A Combinatorial Reporter Set to Visualize the Membrane Contact Sites Between Endoplasmic Reticulum and Other Organelles in Plant Cell

The membrane contact sites (MCSs) enable interorganelle communication by associating organelles at distances of tens of nanometers over extended membrane surfaces and serve to maintain cellular homeostasis through efficient exchange of metabolites, lipid, and calcium between organelles, organelle fission, and movement. Most MCSs and a growing number of tethering proteins especially those involved in mediating the junctions between endoplasmic reticulum (ER) and other organelles have been extensively characterized in mammal and yeast. However, the studies of plant MCSs are still at stages of infancy, at least one reason might be due to the lack of bona fide markers for visualizing these membrane junctions in plant cells. In this study, a series of genetically encoded reporters using split super-folder GFP protein were designed to detect the possible MCSs between ER and three other cellular compartments including chloroplast, mitochondria and plasma membrane (PM) in plant cell.
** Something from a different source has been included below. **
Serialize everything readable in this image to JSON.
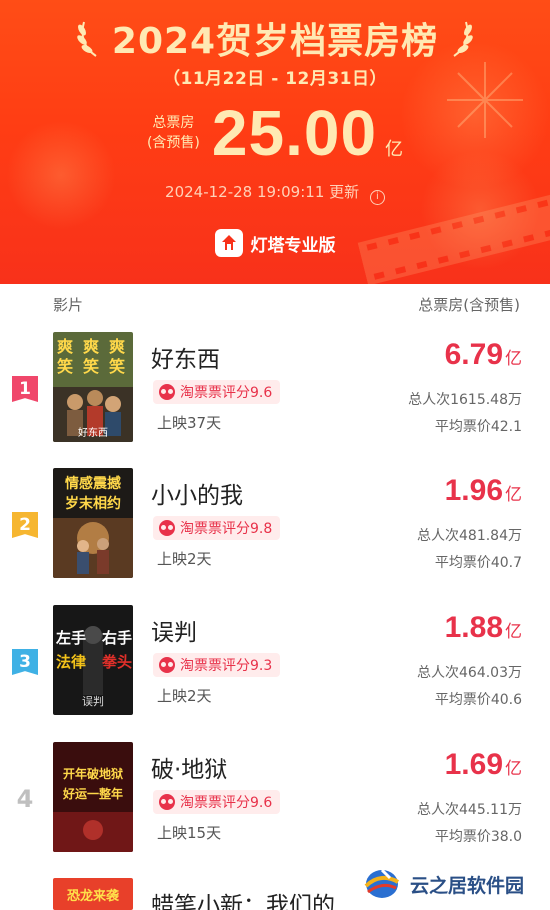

By expressing these genetically encoded reporter in Arabidopsis protoplasts as well as Nicotiana benthamiana leaf, we could intuitively observe the punctate signal surrounding chloroplast upon expression of ER-chloroplast MCS reporter, punctate signal of ER-mitochondria MCS reporter and punctate signal close to the PM upon expression of ER-PM MCS reporter. We also showed that the ER-chloroplast MCSs were dynamic structures that undergo active remodeling with concomitant occurrence of chloroplast dysfunction inside plant cells. This study demonstrates that ER associates with various organelles in close proximity in plant cells and provides tools that might be applicable for visualizing MCSs in plants.